Regarding her work on “Glass,” Worton found the Bergman Foundation and Weinberger “very trusting. The intention behind (the adaptation) was to stick to the essence of the film. It is not seeking to do something different. They’ve been very free about it, and haven’t sought approval of final draft.”

Perhaps because Moon started with Weinberger, and not Bergman himself, the adaptation process has been more controlled. “Things could be cut and removed, but nothing could be added. Not a single word,” says Moon, who relied on his wife, Anna Lerbom, to translate the script into English. Lerbom grew up on the island of Faro, Sweden, where Bergman resided, and which is the setting of “Through a Glass Darkly.”

“The Devil’s Eye,” released in 1960, is one of Bergman’s rare comedies, about Don Juan’s encounter with a virgin. Much to Moon’s delight, the screenplay contains 15 pages of dialogue not included in the finished film version. “So much of the text never made it into the film. So many of the Bergman silences that involve closeups of these wonderful expressive faces are filled with dialogue that was written and perhaps rehearsed but not filmed.”

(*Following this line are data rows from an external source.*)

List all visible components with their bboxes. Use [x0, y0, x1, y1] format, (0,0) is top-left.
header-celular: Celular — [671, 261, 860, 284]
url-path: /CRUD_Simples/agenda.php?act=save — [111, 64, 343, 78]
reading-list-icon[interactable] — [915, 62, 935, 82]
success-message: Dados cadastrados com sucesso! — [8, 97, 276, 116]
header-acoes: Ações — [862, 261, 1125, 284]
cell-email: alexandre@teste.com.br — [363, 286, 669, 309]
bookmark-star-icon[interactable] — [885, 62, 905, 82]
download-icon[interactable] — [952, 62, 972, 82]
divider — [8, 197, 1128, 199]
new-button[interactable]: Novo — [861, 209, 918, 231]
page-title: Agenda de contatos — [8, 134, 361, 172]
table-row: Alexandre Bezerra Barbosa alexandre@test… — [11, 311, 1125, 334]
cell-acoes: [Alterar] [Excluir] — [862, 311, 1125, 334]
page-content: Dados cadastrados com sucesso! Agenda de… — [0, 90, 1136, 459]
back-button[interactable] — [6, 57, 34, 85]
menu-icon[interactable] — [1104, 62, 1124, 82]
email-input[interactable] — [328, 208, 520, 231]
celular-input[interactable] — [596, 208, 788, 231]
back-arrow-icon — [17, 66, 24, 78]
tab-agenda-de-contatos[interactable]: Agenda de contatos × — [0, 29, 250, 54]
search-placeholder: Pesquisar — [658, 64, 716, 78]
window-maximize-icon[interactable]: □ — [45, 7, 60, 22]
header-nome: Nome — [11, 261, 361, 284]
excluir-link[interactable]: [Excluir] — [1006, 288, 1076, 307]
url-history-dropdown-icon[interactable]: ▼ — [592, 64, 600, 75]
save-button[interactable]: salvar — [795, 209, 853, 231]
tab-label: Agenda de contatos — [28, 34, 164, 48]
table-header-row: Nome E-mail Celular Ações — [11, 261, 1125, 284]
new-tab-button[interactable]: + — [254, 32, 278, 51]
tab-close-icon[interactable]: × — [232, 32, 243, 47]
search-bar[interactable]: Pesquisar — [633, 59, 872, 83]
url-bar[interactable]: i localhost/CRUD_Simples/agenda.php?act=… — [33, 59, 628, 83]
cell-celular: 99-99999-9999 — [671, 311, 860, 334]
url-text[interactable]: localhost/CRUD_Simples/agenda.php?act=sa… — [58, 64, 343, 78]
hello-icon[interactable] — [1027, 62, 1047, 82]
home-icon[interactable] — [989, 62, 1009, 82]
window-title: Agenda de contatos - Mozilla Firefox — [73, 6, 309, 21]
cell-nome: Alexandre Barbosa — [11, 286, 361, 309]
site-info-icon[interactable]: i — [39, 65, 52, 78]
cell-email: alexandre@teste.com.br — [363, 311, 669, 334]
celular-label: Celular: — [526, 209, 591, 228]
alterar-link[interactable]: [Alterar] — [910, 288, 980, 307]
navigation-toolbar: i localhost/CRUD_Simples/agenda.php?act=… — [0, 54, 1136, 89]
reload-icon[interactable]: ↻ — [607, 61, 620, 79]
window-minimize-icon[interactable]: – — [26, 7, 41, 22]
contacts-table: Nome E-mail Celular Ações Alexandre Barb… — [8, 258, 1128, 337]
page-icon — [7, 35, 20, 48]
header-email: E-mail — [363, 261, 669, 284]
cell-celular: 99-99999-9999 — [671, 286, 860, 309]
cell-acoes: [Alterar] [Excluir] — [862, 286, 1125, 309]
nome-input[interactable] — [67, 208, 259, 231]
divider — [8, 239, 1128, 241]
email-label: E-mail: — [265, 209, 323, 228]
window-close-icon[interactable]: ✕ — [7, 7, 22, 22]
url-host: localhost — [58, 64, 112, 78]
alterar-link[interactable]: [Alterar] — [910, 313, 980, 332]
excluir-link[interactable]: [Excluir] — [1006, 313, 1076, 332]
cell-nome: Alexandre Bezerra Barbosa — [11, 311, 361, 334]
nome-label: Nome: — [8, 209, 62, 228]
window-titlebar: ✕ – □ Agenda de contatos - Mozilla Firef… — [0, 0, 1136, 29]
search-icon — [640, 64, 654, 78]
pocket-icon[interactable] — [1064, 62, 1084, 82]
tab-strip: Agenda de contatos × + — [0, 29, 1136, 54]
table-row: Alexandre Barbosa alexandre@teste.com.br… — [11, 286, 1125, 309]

The legit interest in Bergman TV and film scripts tends to be focused on his talkier, less visually expansive works. Then again, after its amateur Cardiff production, “The Seventh Seal” will soon receive another staging, this time in Vladivostock, Siberia.

“It’s that part of Russia that Sarah Palin can see from Alaska,” jokes Callahan.

One major Bergman restriction remains even after his death. While the teleplays and screenplays may be adapted to the stage, they can never be filmed again.